Greatest hits album by Thin Lizzy
- Released: 2 January 1996
- Recorded: 1972–1984
- Genre: Hard rock, blues rock
- Length: 76:30
- Label: Vertigo / Mercury

Thin Lizzy compilation albums chronology
| The Rocker (1994) | Wild One: The Very Best of Thin Lizzy (1996) | Whiskey in the Jar (1996) |

= Wild One: The Very Best of Thin Lizzy =

Wild One: The Very Best of Thin Lizzy is a 1996 compilation album by Irish rock band Thin Lizzy. It was released ten years after the death of frontman Phil Lynott in 1986 as a tribute to him.

Although the album shares its title with the Thin Lizzy song of the same name, and also quotes the chorus of the song on the back of the album, the song itself is not actually included. A limited two-CD edition of the album was also released, containing rare live tracks from various limited edition releases throughout the band's career on the second disc.

Professional ratings
Review scores
| Source | Rating |
| AllMusic | Star Half star |
| NME | 9/10 |
| Q | Star |

==Track listing==
All songs written by Phil Lynott unless stated.

===Disc 1===
1. "The Boys Are Back in Town"
2. "Jailbreak"
3. "Don't Believe a Word"
4. "Waiting for an Alibi"
5. "Rosalie/Cowgirl's Song" (live) (Bob Seger, Lynott, Brian Downey)
6. "Cold Sweat" (Lynott, John Sykes)
7. "Thunder and Lightning" (Downey, Lynott)
8. "Out in the Fields"* (Gary Moore)
9. "Dancin' in the Moonlight"
10. "Parisienne Walkways"* (Lynott, Moore)
11. "Sarah" (Lynott, Moore)
12. "Still in Love with You" (live)
13. "Emerald" (Scott Gorham, Brian Robertson, Downey, Lynott)
14. "Bad Reputation" (Downey, Gorham, Lynott)
15. "Killer on the Loose"
16. "Chinatown" (Downey, Gorham, Lynott, Snowy White)
17. "Do Anything You Want To"
18. "The Rocker" (Lynott, Eric Bell, Downey)
19. "Whiskey in the Jar" (Trad. arr. Lynott, Bell, Downey)

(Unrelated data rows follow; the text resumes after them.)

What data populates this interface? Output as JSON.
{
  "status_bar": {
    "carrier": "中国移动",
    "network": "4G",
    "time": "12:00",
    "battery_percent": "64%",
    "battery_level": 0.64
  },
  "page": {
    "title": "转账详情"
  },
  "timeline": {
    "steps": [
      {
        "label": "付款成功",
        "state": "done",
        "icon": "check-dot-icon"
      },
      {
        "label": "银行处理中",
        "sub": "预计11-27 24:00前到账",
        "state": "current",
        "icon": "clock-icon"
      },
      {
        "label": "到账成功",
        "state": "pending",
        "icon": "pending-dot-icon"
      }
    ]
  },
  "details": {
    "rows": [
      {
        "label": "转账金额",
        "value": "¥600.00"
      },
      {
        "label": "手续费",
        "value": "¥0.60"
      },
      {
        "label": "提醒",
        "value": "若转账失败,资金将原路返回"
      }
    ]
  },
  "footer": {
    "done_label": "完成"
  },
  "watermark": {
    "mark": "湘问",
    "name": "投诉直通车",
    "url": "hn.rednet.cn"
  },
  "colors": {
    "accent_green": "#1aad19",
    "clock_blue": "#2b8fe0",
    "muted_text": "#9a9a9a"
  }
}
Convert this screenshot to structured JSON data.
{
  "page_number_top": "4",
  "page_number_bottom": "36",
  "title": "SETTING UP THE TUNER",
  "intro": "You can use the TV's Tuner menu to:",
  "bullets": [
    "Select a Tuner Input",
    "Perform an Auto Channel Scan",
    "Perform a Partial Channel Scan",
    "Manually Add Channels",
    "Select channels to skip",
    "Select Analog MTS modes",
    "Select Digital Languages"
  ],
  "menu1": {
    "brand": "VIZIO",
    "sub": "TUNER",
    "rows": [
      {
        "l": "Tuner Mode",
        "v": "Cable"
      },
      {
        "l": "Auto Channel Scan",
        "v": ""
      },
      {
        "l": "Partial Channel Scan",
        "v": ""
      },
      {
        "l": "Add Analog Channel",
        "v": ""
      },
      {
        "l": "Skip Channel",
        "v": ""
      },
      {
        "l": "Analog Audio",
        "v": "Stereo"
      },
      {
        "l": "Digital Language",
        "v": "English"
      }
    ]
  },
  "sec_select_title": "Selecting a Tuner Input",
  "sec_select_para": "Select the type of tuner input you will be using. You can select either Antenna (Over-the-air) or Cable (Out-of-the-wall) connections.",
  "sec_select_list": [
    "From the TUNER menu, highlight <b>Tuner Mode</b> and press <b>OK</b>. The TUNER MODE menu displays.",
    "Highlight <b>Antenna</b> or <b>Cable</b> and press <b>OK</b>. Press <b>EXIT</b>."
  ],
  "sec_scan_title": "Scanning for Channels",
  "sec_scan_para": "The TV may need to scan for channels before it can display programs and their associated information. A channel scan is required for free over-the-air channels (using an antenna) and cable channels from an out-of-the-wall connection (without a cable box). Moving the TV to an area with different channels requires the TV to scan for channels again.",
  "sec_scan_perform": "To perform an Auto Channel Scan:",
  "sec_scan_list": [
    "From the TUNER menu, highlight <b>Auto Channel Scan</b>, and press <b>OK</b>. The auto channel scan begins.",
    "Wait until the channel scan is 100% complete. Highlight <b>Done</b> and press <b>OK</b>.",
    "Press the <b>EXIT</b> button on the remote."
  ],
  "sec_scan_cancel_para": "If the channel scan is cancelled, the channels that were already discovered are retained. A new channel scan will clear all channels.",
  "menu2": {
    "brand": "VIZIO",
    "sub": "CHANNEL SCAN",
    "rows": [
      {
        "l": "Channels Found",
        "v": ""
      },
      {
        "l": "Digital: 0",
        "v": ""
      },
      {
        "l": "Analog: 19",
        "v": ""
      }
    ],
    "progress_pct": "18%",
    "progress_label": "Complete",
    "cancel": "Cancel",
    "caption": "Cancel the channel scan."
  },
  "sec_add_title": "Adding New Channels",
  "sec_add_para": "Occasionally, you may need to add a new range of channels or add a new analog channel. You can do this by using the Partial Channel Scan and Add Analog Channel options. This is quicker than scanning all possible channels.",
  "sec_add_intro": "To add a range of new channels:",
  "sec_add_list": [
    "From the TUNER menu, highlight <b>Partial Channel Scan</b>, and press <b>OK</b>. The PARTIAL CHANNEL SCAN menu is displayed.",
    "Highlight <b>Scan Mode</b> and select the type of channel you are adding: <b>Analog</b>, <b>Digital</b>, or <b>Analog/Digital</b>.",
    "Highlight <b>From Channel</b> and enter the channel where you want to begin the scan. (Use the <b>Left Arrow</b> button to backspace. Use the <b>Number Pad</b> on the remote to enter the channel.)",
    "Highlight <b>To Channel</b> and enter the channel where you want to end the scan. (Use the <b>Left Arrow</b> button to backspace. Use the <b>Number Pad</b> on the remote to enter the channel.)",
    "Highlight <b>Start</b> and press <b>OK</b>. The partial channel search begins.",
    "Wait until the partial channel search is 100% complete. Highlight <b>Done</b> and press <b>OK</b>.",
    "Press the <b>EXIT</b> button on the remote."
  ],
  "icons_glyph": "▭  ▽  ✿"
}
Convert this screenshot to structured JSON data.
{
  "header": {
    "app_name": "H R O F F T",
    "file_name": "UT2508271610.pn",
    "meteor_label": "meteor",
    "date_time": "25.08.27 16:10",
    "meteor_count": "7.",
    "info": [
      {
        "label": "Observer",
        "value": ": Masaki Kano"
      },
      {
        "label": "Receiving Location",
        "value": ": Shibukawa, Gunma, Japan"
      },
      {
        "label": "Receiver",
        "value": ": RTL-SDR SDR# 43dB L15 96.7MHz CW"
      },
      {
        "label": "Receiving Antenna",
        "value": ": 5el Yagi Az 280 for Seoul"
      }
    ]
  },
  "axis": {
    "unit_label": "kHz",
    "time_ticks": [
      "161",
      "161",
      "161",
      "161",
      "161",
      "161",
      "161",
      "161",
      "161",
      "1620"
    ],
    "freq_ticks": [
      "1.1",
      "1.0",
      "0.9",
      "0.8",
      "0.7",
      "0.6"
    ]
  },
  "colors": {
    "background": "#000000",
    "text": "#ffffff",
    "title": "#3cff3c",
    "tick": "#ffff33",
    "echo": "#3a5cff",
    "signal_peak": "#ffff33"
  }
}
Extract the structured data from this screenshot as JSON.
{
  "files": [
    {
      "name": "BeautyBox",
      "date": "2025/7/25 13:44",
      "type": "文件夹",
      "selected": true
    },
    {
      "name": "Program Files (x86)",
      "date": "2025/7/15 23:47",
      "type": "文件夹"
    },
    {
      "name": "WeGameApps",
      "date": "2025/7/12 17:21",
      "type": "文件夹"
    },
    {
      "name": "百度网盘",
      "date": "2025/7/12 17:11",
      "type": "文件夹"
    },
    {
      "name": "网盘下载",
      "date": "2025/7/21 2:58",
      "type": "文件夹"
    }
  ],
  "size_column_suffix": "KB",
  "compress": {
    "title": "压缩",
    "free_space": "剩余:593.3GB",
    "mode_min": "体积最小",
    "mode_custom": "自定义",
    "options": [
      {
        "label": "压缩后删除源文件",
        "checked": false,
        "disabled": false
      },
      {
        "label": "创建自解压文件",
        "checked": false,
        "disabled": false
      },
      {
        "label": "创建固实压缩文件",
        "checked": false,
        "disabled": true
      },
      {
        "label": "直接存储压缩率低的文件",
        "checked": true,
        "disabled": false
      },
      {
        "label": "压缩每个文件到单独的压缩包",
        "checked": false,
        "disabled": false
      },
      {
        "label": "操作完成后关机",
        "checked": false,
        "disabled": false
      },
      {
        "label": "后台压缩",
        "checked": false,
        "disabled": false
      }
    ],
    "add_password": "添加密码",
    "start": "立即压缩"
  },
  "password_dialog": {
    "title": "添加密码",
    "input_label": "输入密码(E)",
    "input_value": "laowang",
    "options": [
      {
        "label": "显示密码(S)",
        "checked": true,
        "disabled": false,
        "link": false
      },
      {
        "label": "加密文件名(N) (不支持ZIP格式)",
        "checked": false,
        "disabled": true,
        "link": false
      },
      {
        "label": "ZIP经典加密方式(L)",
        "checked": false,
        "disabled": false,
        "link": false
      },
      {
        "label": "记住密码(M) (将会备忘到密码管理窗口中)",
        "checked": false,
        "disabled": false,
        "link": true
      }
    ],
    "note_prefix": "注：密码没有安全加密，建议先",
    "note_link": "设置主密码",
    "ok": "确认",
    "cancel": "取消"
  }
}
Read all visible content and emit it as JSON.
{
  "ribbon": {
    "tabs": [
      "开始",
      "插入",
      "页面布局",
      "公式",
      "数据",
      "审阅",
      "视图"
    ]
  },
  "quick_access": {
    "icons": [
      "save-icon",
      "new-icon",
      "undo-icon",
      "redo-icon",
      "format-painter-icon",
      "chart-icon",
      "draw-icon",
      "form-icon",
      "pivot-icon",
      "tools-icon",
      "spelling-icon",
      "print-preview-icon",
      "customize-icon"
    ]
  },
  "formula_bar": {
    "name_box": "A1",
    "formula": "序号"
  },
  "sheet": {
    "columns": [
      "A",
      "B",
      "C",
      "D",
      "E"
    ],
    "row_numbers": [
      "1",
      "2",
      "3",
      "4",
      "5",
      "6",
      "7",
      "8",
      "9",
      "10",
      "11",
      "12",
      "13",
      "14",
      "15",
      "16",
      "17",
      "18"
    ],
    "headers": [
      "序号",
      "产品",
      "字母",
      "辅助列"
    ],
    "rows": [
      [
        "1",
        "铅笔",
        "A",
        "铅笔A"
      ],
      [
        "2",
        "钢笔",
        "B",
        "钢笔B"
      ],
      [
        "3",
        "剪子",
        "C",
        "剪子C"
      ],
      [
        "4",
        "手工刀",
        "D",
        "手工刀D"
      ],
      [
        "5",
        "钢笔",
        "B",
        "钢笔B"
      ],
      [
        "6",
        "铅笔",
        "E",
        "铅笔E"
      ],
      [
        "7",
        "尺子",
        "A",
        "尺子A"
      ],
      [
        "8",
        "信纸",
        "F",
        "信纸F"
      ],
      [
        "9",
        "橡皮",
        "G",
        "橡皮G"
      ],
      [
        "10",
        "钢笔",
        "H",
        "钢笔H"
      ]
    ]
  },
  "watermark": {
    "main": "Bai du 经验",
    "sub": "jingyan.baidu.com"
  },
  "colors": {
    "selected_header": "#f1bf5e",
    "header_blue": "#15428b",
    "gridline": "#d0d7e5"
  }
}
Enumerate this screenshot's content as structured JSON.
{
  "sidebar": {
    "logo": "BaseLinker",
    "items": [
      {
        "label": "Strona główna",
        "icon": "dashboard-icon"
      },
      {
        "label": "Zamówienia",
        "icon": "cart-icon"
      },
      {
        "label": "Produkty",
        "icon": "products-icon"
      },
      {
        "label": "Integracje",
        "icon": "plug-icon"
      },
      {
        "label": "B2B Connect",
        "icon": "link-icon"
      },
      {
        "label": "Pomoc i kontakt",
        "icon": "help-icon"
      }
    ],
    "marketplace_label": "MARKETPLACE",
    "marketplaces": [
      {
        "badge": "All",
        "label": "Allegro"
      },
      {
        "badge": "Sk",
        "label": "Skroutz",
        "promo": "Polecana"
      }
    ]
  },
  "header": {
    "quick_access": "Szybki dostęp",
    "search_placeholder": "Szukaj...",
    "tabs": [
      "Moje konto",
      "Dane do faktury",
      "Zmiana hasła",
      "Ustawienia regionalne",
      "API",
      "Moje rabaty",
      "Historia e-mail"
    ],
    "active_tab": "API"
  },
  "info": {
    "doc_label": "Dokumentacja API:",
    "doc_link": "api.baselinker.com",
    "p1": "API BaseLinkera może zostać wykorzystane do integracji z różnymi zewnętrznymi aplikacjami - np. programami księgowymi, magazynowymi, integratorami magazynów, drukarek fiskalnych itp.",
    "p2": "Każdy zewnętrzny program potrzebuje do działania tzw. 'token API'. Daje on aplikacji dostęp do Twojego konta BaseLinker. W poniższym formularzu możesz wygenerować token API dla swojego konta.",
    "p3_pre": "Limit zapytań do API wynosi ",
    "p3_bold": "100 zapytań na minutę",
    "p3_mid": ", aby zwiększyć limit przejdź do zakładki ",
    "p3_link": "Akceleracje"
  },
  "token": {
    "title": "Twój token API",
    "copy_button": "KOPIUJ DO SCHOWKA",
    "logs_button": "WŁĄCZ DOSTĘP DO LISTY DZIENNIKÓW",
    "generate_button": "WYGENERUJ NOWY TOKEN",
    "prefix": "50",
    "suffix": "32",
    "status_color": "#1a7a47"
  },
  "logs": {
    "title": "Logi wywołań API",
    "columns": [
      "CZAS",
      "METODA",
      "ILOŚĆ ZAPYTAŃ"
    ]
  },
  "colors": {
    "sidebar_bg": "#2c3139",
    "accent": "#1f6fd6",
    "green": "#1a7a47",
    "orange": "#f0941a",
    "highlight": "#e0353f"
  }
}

- "Out in the Fields" and "Parisienne Walkways" were originally released as a Gary Moore & Phil Lynott track and a Gary Moore solo track, respectively.

===Disc 2 (Japan only)===
All of the tracks on the bonus disc are live recordings.
1. "Bad Reputation" (Gorham, Downey, Lynott)
2. "Opium Trail" (Gorham, Downey, Lynott)
3. "Are You Ready" (Gorham, Robertson, Downey, Lynott)
4. "Dear Miss Lonely Hearts" (Jimmy Bain, Lynott)
5. "Chinatown" (Downey, Gorham, Lynott, White)
6. "Got to Give It Up" (Gorham, Lynott)
7. "Emerald" (Gorham, Robertson, Downey, Lynott)
8. "Killer on the Loose"
9. "The Boys Are Back in Town"
10. "Hollywood" (Gorham, Lynott)

Tracks 1, 2 recorded live at Seneca College Fieldhouse, Toronto October 28, 1977

Tracks 3, 4, 6 recorded live at Dublin RDS Hall June 7, 1980

Track 5 recorded live at Hammersmith Odeon, London May 29, 1980

Tracks 7 to 10 recorded live in Britain 1983

==Personnel==
- Phil Lynott – bass guitar, vocals
- Brian Downey – drums, percussion
- Scott Gorham – guitar, except tracks 8, 11, 18 & 19
- Eric Bell – guitar on tracks 18 & 19
- Brian Robertson – guitar on tracks 1–3, 5, 12 & 13
- Gary Moore – guitar on tracks 4, 8, 10, 11 & 17
- Snowy White – guitar on tracks 15 & 16
- John Sykes – guitar on tracks 6 & 7
- Darren Wharton – keyboards on tracks 6 & 7

==Charts==

| Chart (1996) | Peak position |
|---|---|
| Scottish Albums (Official Charts) | 21 |
| Swedish Albums (Sverigetopplistan) | 21 |
| UK Albums (Official Charts) | 18 |
| UK Rock & Metal Albums (Official Charts) | 2 |

==Certifications==

| Region | Certification | Certified units/sales |
| United Kingdom (BPI) | Gold | 100,000^{^} |
^{^} Shipments figures based on certification alone.